Terim- Arda krizi üzerinden derin hesaplar ve hatta iktidar savaşı var. Sürecin önümüze koyduğu sonuç bu. Neler oluyor? Kim, kimin yanında? Krizden nasıl bir iktidar çatışması çıktı? Mesele prim meselesi değilse Arda, Terim'in hocalığını mı beğenmiyor? Dün birlikte olanlar neden ayrıştı? Ve daha çok sayıda soru... Süreci, tartışmaları, detayları derledik...
Abdullah Avcı'nın, A Milli Takım teknik direktörülüğü görevinden istifa edeceğinin konuşulduğu günlerde, tecrübeli teknik adamı "Doğru mu?" diye aramıştım ve Avcı "Hayır" demişti. Sanırım istifasından bir gün önceydi. Bir gün sonra 20 Ağustos 2013'te Abdullah Avcı, istifa ettiğini şöyle açıkladı: "Futbolun içinde kazanmak da kaybetmek de olduğu gibi birlikte çalışmak da ayrılmak da var. Ben de ayrılmanın en doğru karar olduğunu düşündüm ve bu görüşümü Türkiye Futbol Federasyonu Başkanı Sayın Yıldırım Demirören ile paylaştım. Başta şahsi olmak üzere tüm çalışma arkadaşlarına verdikleri destekten dolayı teşekkür ederim."
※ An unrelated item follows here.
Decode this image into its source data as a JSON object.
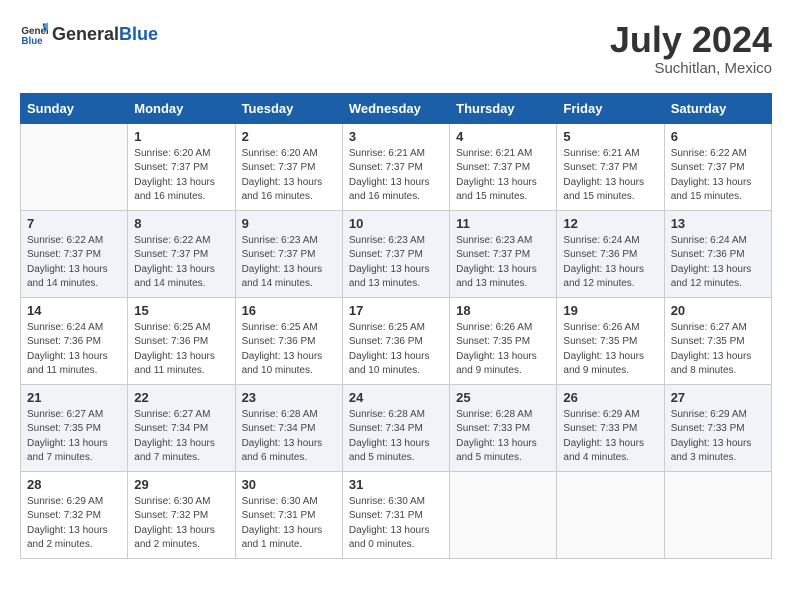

Açıkçası şaşırmıştım. Daha sonra Avcı'nın istifa etmek istememesine rağmen görevinden ayıldığını duymuştum.
DENİZLİ YERİNE TERİM MI GELDİ?
Avcı istifa etmeden önce Galatasaray'ı çalıştıran Terim'in milli takımın başına getirileceği konuşulmuş hatta Göksel Gümüşdağ'ın, bu süreçte devreye girdiği de basına sızmıştı. Tam bu sırada TFF Başkanı Yıldırım Demirören'in, Mustafa Denizli'yle anlaşmak üzere olduğu ama Terim gündeme gelince bu plandan vazgeçtiği de yıllardır konuşuluyor. Yalanlayan olmadı.
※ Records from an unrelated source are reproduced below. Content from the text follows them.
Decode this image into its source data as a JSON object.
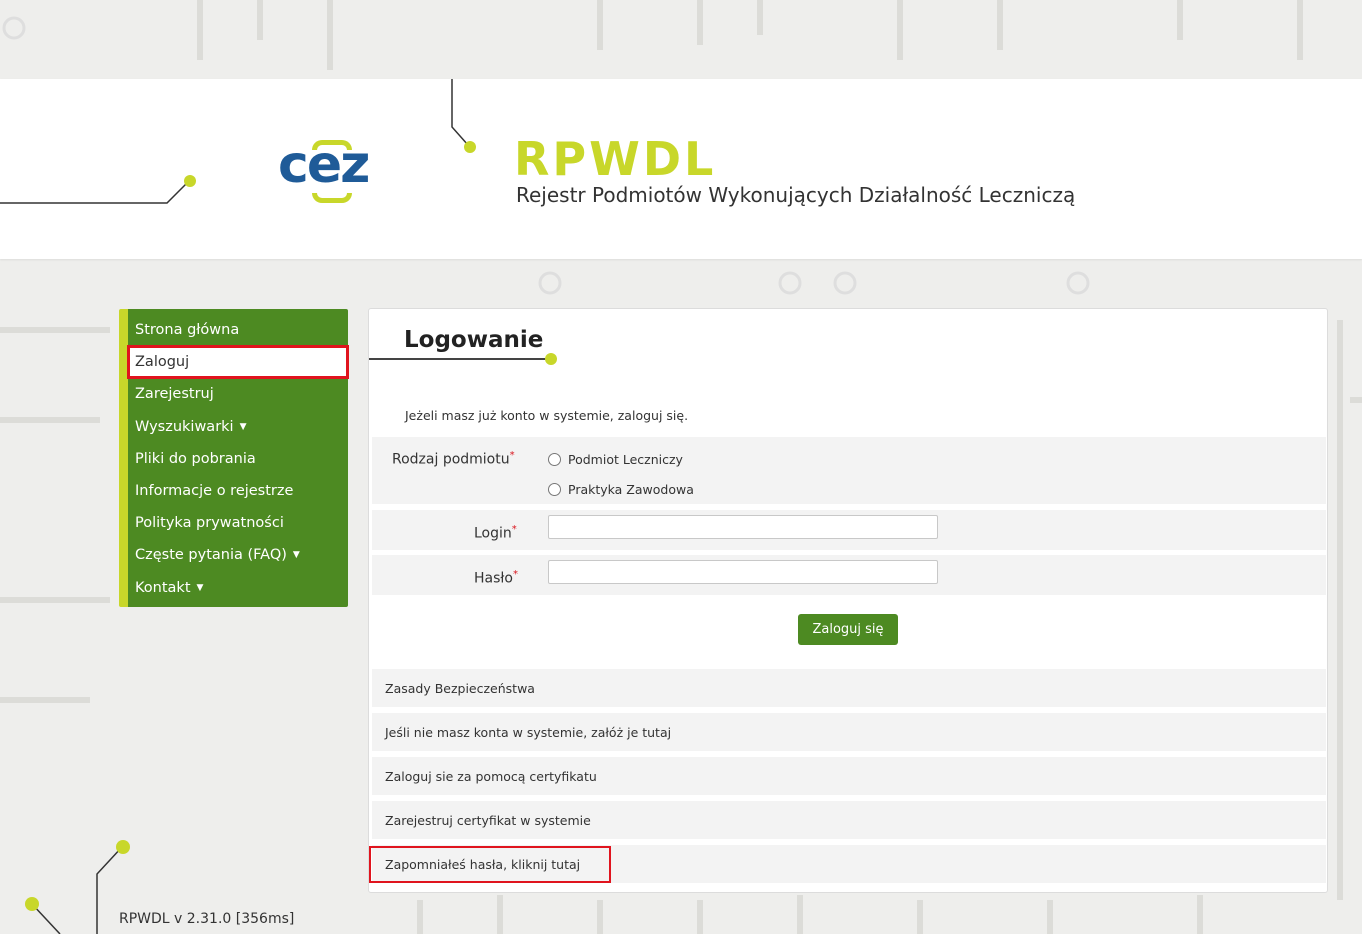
{
  "header": {
    "logo_text": "cez",
    "title": "RPWDL",
    "subtitle": "Rejestr Podmiotów Wykonujących Działalność Leczniczą"
  },
  "sidebar": {
    "items": [
      {
        "label": "Strona główna",
        "has_caret": false
      },
      {
        "label": "Zaloguj",
        "has_caret": false,
        "active": true
      },
      {
        "label": "Zarejestruj",
        "has_caret": false
      },
      {
        "label": "Wyszukiwarki",
        "has_caret": true
      },
      {
        "label": "Pliki do pobrania",
        "has_caret": false
      },
      {
        "label": "Informacje o rejestrze",
        "has_caret": false
      },
      {
        "label": "Polityka prywatności",
        "has_caret": false
      },
      {
        "label": "Częste pytania (FAQ)",
        "has_caret": true
      },
      {
        "label": "Kontakt",
        "has_caret": true
      }
    ]
  },
  "login": {
    "title": "Logowanie",
    "intro": "Jeżeli masz już konto w systemie, zaloguj się.",
    "entity_type_label": "Rodzaj podmiotu",
    "entity_options": [
      "Podmiot Leczniczy",
      "Praktyka Zawodowa"
    ],
    "login_label": "Login",
    "login_value": "",
    "password_label": "Hasło",
    "password_value": "",
    "submit_label": "Zaloguj się",
    "links": [
      "Zasady Bezpieczeństwa",
      "Jeśli nie masz konta w systemie, załóż je tutaj",
      "Zaloguj sie za pomocą certyfikatu",
      "Zarejestruj certyfikat w systemie",
      "Zapomniałeś hasła, kliknij tutaj"
    ]
  },
  "footer": {
    "version": "RPWDL v 2.31.0 [356ms]"
  },
  "colors": {
    "accent_green": "#4d8a22",
    "accent_lime": "#c8d72a",
    "logo_blue": "#1f5b98",
    "highlight_red": "#e0141e"
  },
  "icons": {
    "caret": "caret-down-icon",
    "radio": "radio-unchecked-icon"
  }
}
Nitekim Abdullah Avcı'nın 'istifa ettiği' gün TFF Başkanı Demirören, Galatasaray Başkanı Ünal Aysaldan Terimle görüşmek için izin isteyeceğini ifade etmiş ve izni almıştı. Ve Terim, 21 Ağustos sabahı Abdullah Avcı'nın istifasının ardından boşalan milli takım teknik direktörlüğü görevini görüşmek için Yıldırım Demirören'le evinde kahvaltıda buluşmuştu.
(Not: Terim, Demirören'in evinde görüşmeye girerken)
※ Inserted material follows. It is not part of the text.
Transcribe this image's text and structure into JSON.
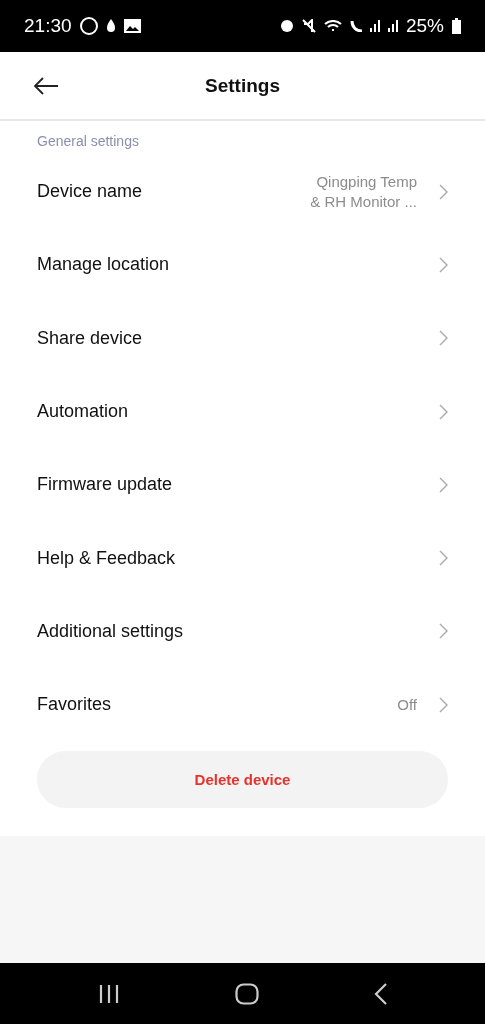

SÜRECİ GÖTÜREN İSİM GÖKSEL GÜMÜŞDAĞ
Görüşmede ayrıca TFF Başkanvekilleri Ufuk Özerten ve Servet Yardımcı ile Göksel Gümüşdağ da yer aldı. Ve sonunda Terim, hem Galatasaray'ı hem de Milli Takım'ı çalıştırmak için anlaşmaya varmıştı. Yalnız anlaşma 2014 Dünya Kupası Elemeleri'nde kalan 4 maç için yapılmıştı. Galatasaray Başkanı Aysal, devamı için "olumsuz" olduklarının altını çizmişti. 4 maç bitti ve Terim'in görevine devam edip etmeyeceği tartışılırken, 24 Eylül 2013'te Galatasaray yönetimi, Terim'in görevine son verdi. Terim, bu kararı Florya'da takımla birlikte idmandayken öğrenmişti. Terim gitti yerine Roberto Mancini geldi.
Terim de bu olayın ardından Adana'da yıllığı 3.5 milyon Euro'dan, TFF ile 5+2 yıllık sözleşme imzalayarak Türkiye Futbol Direktörü oldu. Galatasaray'ın başından ayrılıp yeni bir sıfatla Türk futbolunun başına geçmişti.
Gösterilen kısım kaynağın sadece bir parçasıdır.